CRYSTAL: And yourself. Why do you think you never got into fitness before? Do you think it's because it didn't feel like it was a space for you?
RUTH: I just never knew how... I'm very clumsy. I don't know my left from my right. No one's ever going to pick me for their team. Do you know what I mean? That's never going to happen. So there was never a space where I was like, woohoo, this is it. And I guess I never found a way. And I think it's quite hard for girls growing up who, you know, my body goes through all sorts of different shapes and sizes, seemingly beyond my control, although chocolate ice cream is lush, do you know what I mean? But it does have consequences. So I've always had quite an odd relationship with my body and physicality and not much understanding of what my body could do, just what it can't do. So a constant awareness of “it's not good enough” and it's not this enough and it's not that enough. And never found a way of knowing my body well enough to go, oh, my God, it can do this. And how cool is it that it can do that? And I don't think those opportunities ever came up, but I doubt I sought them out either because I was just too scared. And I work away from London a lot. So occasionally, I have to go to a gym in a crappy hotel or whatever. And I was in stitches for a week, the other week, on a thing, and kept going into this gym with beautiful men. And I was like, I really need one of them to spot me. And there is no way am I asking them to spot me. And then by the fourth day, this beautiful boy came up and he was like, I'll spot you. I was like, thank you so much. It's really good of you. So I think I'm a little bit shy and a little bit little. I've just never had the confidence to get in there and do it and never really known how, really. Whereas now I think I found a way of being me in all that comes with that.
CRYSTAL: Yeah, it's a nice lesson there as well about creating spaces that are accessible to communities who don't necessarily otherwise have access to those spaces. Of course, we need lesbian bodybuilders.
RUTH: Yes, of course.
CRYSTAL: Obviously.
RUTH: Obviously, we need that. What I love is that there's the lesbian bodybuilder and then there's the Muslim mom who's got four kids at home and she's managed to carve half an hour out. And there's this amazing woman, Lana, who's one of the coaches. She's 42 and she sometimes swings from bars and her hands bleed. And I'm like, you are so hardcore. You know what I mean? You are just deadlifting all sorts of weird shit. And I so wish that girls could be helped to love their body for what it could do, not for what it can't do.
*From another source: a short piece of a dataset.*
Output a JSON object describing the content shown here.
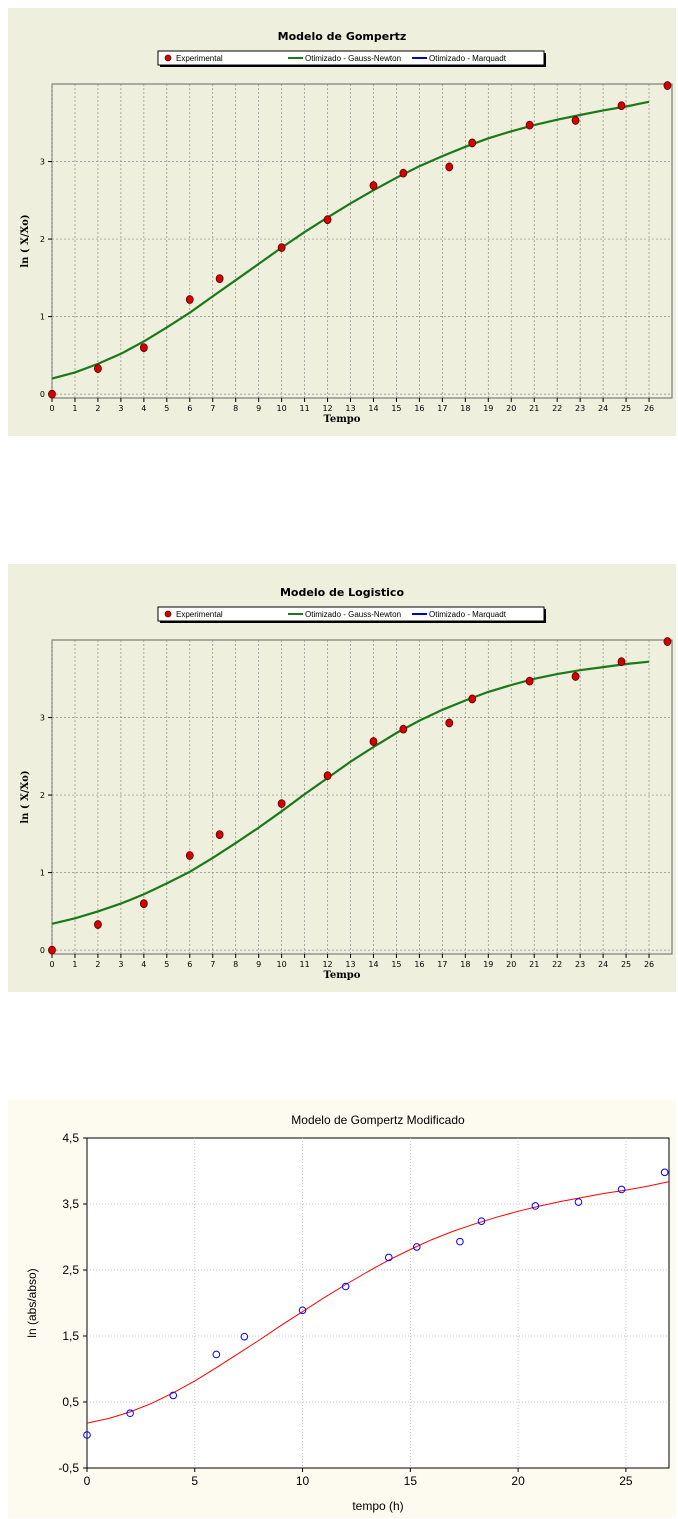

And the obsession with hips and ratios, and the porn that people watch just creates completely unrealistic expectations about what women look like and what they want and who they are and even what a lesbian orgasm sounds like, let alone feels like. We're not helping young men either now, but there's something about finding ways in which girls can get involved in a way. So any women and lesbians and lesbian-adjacent women around Bethnal Green - look up this gym - StrongHer. It's pretty awesome.